Ambiguity is a defining characteristic of the European art cinema; at its most clichéd, directorial solipsism is mistaken for mystery and empty images are turned into endlessly masticated cud for cultists. Although Mr. Jia is obviously conversant with the European art film — and East Asian cinema and Hollywood and so forth — he has carved out his own ways of making cinematic meaning, an approach that draws on different idioms and traditions. He occasionally folds an image into the mix that can feel enigmatic, but that over time make sense when considered in the context of the movie as a whole. A shot of an old-fashioned pagoda may not make ready sense, may even look like picture-postcard scenery, yet by the end of the movie it may make you weep.
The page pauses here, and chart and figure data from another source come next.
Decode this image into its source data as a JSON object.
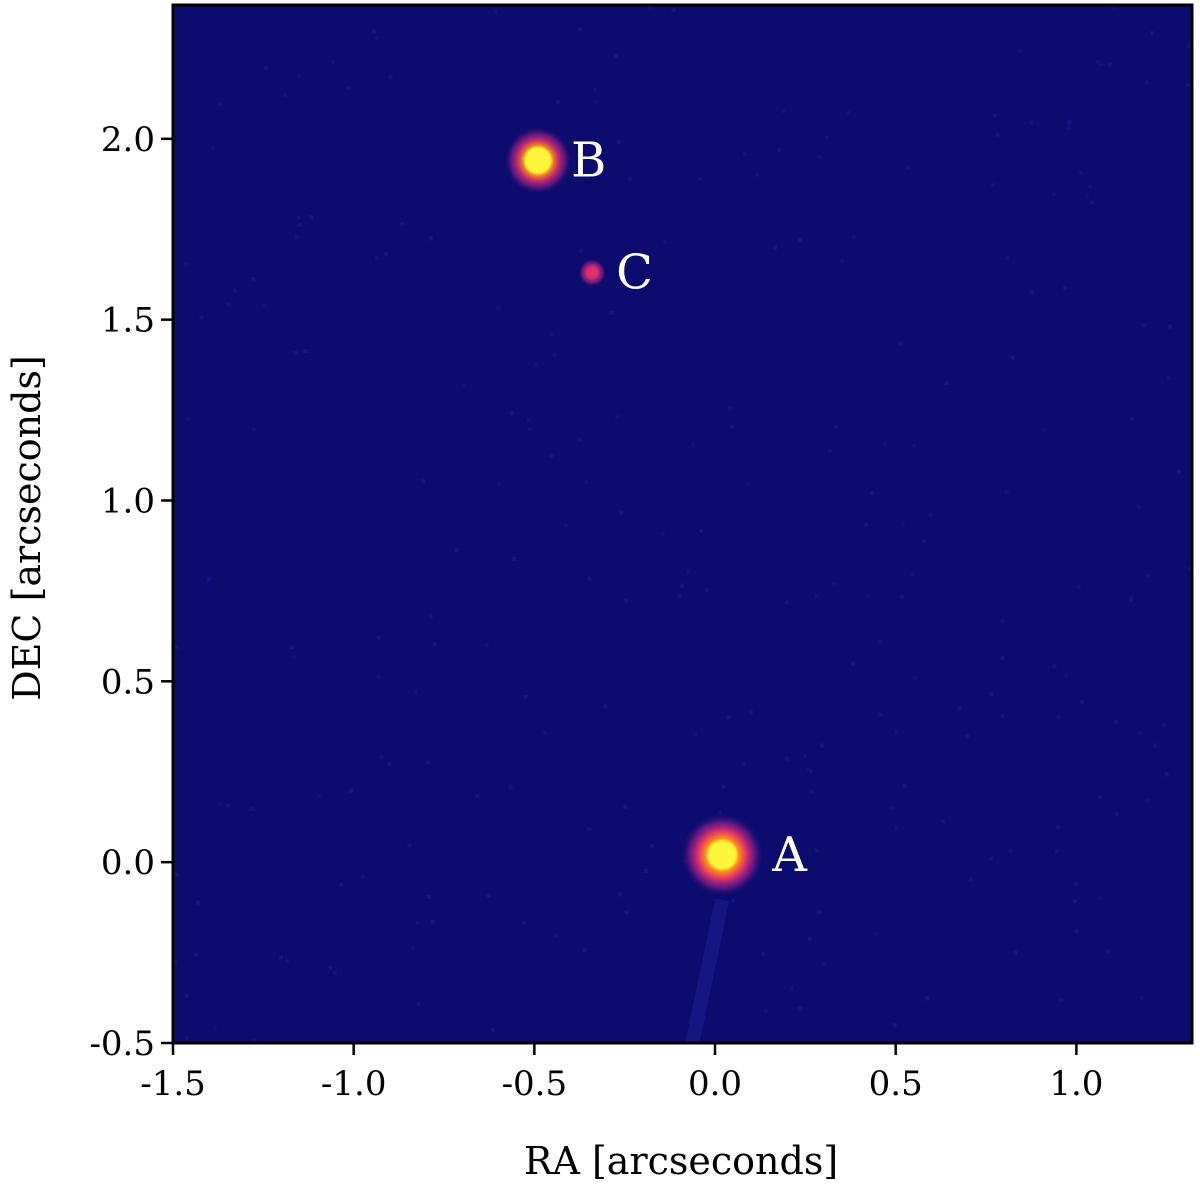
{
  "chart_data": {
    "type": "heatmap",
    "title": "",
    "xlabel": "RA [arcseconds]",
    "ylabel": "DEC [arcseconds]",
    "xlim": [
      -1.5,
      1.32
    ],
    "ylim": [
      -0.5,
      2.37
    ],
    "xticks": [
      -1.5,
      -1.0,
      -0.5,
      0.0,
      0.5,
      1.0
    ],
    "xtick_labels": [
      "-1.5",
      "-1.0",
      "-0.5",
      "0.0",
      "0.5",
      "1.0"
    ],
    "yticks": [
      -0.5,
      0.0,
      0.5,
      1.0,
      1.5,
      2.0
    ],
    "ytick_labels": [
      "-0.5",
      "0.0",
      "0.5",
      "1.0",
      "1.5",
      "2.0"
    ],
    "grid": false,
    "colormap": "plasma",
    "background_color": "#0c0c6e",
    "sources": [
      {
        "label": "A",
        "ra": 0.02,
        "dec": 0.02,
        "brightness": "brightest"
      },
      {
        "label": "B",
        "ra": -0.49,
        "dec": 1.94,
        "brightness": "bright"
      },
      {
        "label": "C",
        "ra": -0.34,
        "dec": 1.63,
        "brightness": "faint"
      }
    ]
  },
  "colors": {
    "core": "#fcf53a",
    "inner": "#ff8c1a",
    "mid": "#e8336a",
    "halo": "#9b1f8f"
  }
}
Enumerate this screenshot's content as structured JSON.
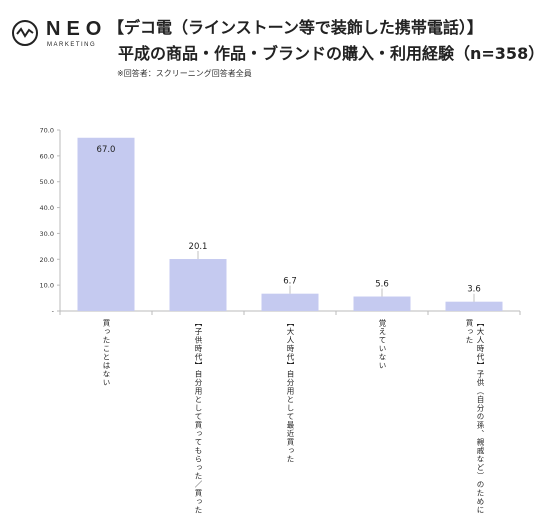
{
  "logo": {
    "name": "NEO",
    "sub": "MARKETING"
  },
  "header": {
    "title_line1": "【デコ電（ラインストーン等で装飾した携帯電話）】",
    "title_line2": "平成の商品・作品・ブランドの購入・利用経験（n=358）",
    "note": "※回答者：スクリーニング回答者全員"
  },
  "chart_data": {
    "type": "bar",
    "title": "平成の商品・作品・ブランドの購入・利用経験（n=358）",
    "categories": [
      "買ったことはない",
      "【子供時代】自分用として買ってもらった／買った",
      "【大人時代】自分用として最近買った",
      "覚えていない",
      "【大人時代】子供（自分の孫、親戚など）のために買った"
    ],
    "category_lines": [
      [
        "買ったことはない"
      ],
      [
        "【子供時代】自分用として買ってもらった／買った"
      ],
      [
        "【大人時代】自分用として最近買った"
      ],
      [
        "覚えていない"
      ],
      [
        "【大人時代】子供（自分の孫、親戚など）のために",
        "買った"
      ]
    ],
    "values": [
      67.0,
      20.1,
      6.7,
      5.6,
      3.6
    ],
    "value_labels": [
      "67.0",
      "20.1",
      "6.7",
      "5.6",
      "3.6"
    ],
    "ylim": [
      0,
      70
    ],
    "yticks": [
      0,
      10,
      20,
      30,
      40,
      50,
      60,
      70
    ],
    "ytick_labels": [
      "-",
      "10.0",
      "20.0",
      "30.0",
      "40.0",
      "50.0",
      "60.0",
      "70.0"
    ],
    "bar_color": "#c5caf0",
    "axis_color": "#bbbbbb",
    "grid": false,
    "xlabel": "",
    "ylabel": ""
  }
}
Mr. Jia has characterized “Mountains May Depart” as his most emotional movie, which may underplay how deeply moving his work can be. While he invariably addresses larger cultural, social and political issues, sometimes openly, at other times obliquely, what makes his work memorable is how those larger forces are etched in the faces and bodies of his characters, in the coal dust that defines one man’s reality — and, by extension, one China — and the hard mask that defines another truth, another China. Here, when Tao first walks down a street flanked by modest brick buildings, she is moving through a country that is rapidly being lost to what’s optimistically called development. By the end, she is living in a new world even if, Mr. Jia suggests, her soul remains in the old.
Manohla Dargis. The New York Times, 11th Feb 2016.